Does CompressionContext class have to be public? Can it stay pkg private? You'll have to move your new class into wal package but that seems fine to me.
My sense though is that this is a generally useful WAL reader? One that can do compressed or non-compressed WAL? One that can be used by replication but also by fellas who want to index hbase, etc.
Can it be in the wal package? Then don't have to open up so much of HLog?
You're right that it can be a generally useful WAL reader, for users that need to be able to seek directly into newly open files without having to scan everything that comes before if compression is on. Right now its API is tailored to replication's need, we could make it more general but, unless we have another use case for it right now, I don't see the point.
So I'll move it to wal and rename the class/methods a bit.
Does the base Reader interface have to know about a compression context? Can this not be internal to the implementation?
Until HDFS lets us tail a file under construction we need to pass the dict back when opening the file.
Yeah, why can't an implementation of HLog.Reader manage the compression context internally? Why it have to be out here in this ReplicationHLogReader class? Afterall, isn't the dictionary reconstructed on read? You don't save it around?
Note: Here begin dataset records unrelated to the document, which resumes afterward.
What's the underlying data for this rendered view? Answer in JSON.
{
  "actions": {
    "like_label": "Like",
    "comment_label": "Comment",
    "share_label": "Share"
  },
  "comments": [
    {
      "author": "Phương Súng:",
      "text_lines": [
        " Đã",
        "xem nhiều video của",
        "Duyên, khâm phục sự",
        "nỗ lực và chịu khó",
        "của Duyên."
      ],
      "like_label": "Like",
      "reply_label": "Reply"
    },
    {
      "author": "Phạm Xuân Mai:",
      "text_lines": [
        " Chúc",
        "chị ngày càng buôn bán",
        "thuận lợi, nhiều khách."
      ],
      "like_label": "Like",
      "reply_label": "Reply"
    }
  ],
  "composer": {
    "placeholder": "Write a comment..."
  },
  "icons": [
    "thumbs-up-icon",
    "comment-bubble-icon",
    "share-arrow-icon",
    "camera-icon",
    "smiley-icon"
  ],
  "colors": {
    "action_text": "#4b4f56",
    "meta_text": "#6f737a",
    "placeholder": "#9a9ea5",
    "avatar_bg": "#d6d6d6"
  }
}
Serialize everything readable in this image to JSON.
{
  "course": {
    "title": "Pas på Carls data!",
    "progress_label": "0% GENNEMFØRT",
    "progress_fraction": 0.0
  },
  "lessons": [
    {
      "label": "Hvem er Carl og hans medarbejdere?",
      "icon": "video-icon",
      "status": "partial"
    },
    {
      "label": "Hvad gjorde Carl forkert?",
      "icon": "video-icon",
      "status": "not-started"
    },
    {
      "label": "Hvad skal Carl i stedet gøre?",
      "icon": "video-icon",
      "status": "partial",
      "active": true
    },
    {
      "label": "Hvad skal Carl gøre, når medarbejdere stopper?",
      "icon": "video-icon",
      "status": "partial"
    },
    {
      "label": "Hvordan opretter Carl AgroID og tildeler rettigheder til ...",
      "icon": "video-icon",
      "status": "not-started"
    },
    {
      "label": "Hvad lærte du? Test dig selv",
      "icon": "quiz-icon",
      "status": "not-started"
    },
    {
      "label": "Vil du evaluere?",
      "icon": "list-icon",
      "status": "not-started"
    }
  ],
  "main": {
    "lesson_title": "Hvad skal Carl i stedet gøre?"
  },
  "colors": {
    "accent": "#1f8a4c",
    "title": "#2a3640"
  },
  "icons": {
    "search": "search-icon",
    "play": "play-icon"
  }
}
It would be fine if we didn't have to:
- seek into a file we never read before (after a region server died and we pick up the queue)
- reopen files in order to tail them (when normally replicating)
We could augment HLog.Reader to support reopening of files, basically push down the stuff is doing ReplicationHLogReader even more. That way we could hide all the dirty details? I haven't thought about modifying that before.
Missing a license
Its unfortunate that you can't tell its a compressed wal from reading say some magic or metadata at the head of the file. It seems a bit broke consulting configuration.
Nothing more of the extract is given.